INDIANOLA, Iowa-- On a bright warm late September Sunday, more than 12,000 Democrats have gathered at the Memorial balloon field in Indianola, to hear six Democratic Presidential candidates--a gathering a cynic might say will produce enough hot air to launch an armada of balloons. They are here for Senator Tom Harkin's 30th annual "Steak Fry"--Iowa being well north of the Mason-Dixon line, they actually don't dry the steaks, they grill them--and to attend a presidential "Cattle call" where cattle is in fact on the menu. It is also a place to measure the obstacles--and possible opportunity--for one of the longer of the long shot candidates.
When Delaware's Joe Biden was elected to the Senate in 1972, Hillary Clinton was in law school; John Edwards as at North Carolina State; Barack Obama was 11-years-old.

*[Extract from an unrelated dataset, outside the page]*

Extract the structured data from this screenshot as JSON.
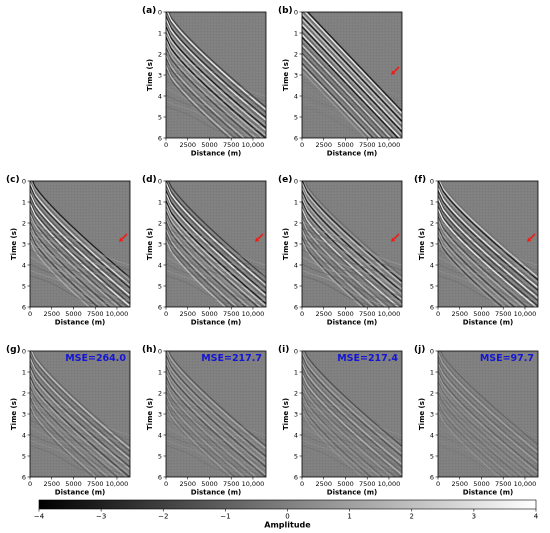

But even though Biden has spent more than half his life in the Senate, and has chaired the prestigious Judiciary and now the Foreign Affair committees--such background holds little sway in American Presidential politics; just ask the 41 sitting US Senators who have tried and failed to reach the White House since JFK did it in 1960. Clinton and Obama travel with Secret Service protection, and each has raised ten times the money Biden has. John Edwards still has the recognition and much of the organization he had in 2004, when he nearly won the Iowa caucuses. Even New Mexico Governor Bill Richardson has spent nearly $2 million n Iowa media advertising; Biden has spent about $270,000.
So Biden travels "light"--in one and two car caravans. He speaks to dozens, not thousands.
So why is he here, 20 years after his first presidential run collapsed amid charges of plagiarism and exaggerated academic credentials?
For Biden, the answer comes down to one word: Iraq, and the fallout from that war.
"Were it not for September 11th, do you think you would have entered the race?" I asked him. " I probably world not have," he answered ,because we probably would not be in such dire shape. The President had an incredible opportunity to unite the world and unite the nation, and he did the exact opposite on both counts. We're more isolated than we've ever been...we're less safe than we've ever been."
And this stark, grim assessment is at the core of his campaign. He takes this message, unvarnished by salutes to ethanol or Iowa politicians, into a room at Cronk's Cafe in Denison; to the Clay County fair in Spencer; and to this steak fry. Again and again, he says that the next president "will have no margin for error"; that separating Iraq into three ethnically concentrated regions--for Shiite, Sunni, and Kurd--is the only way to stop the sectarian violence--a civil war, he calls it--that makes pace impossible.
He goes further, saying that nothing Democrats want to do--not health care, not protecting the environment, not better education--can happen unless a President can heal the political divide, and that cannot happen as log as Iraq is sapping American blood and treasure.
IS this any way to win an Iowa caucus--especially with Clinton, Obama, and Edwards so far ahead in money, manpower, and recognition?
Maybe not; but there is one bright political piece of news. Biden has won the backing of as many state legislators as any other candidate. One of them, House Majority leader Kevin McCarthy, says of f current polls putting Biden at 2%, "polls at this stage during a caucus contest mean virtually nothing...you've got the candidate most competent on Iraq [so] things are gonna move."
There is also the matter of Biden's eloquence. He has curbed his tendency toward long-windedness--when asked at a debate whether he could control his tongue, he said simply: "Yes." And at this steak fry--as the last to speak--he gave the shortest speech of any candidate, a carefully written "Serious as a heart attack" talk about Iraq. As he talked, his audience paid him the ultimate compliment--not cheers, but serious, attentive silence.
"You know what the military in Iraq refer to fallen Americans?" he asked. "'fallen angels.' How many more angels have to fall before this folly ends."
If the next President will in fact have no margin for error, neither does Biden. Without at least a 3rd place finish here, he says, his campaign ends. But at the least, Biden is attempting something very different in this campaign--betting his chances on the idea that voters are willing to hear hard news, and conclude that the candidate delivering it is the best choice to deal with it.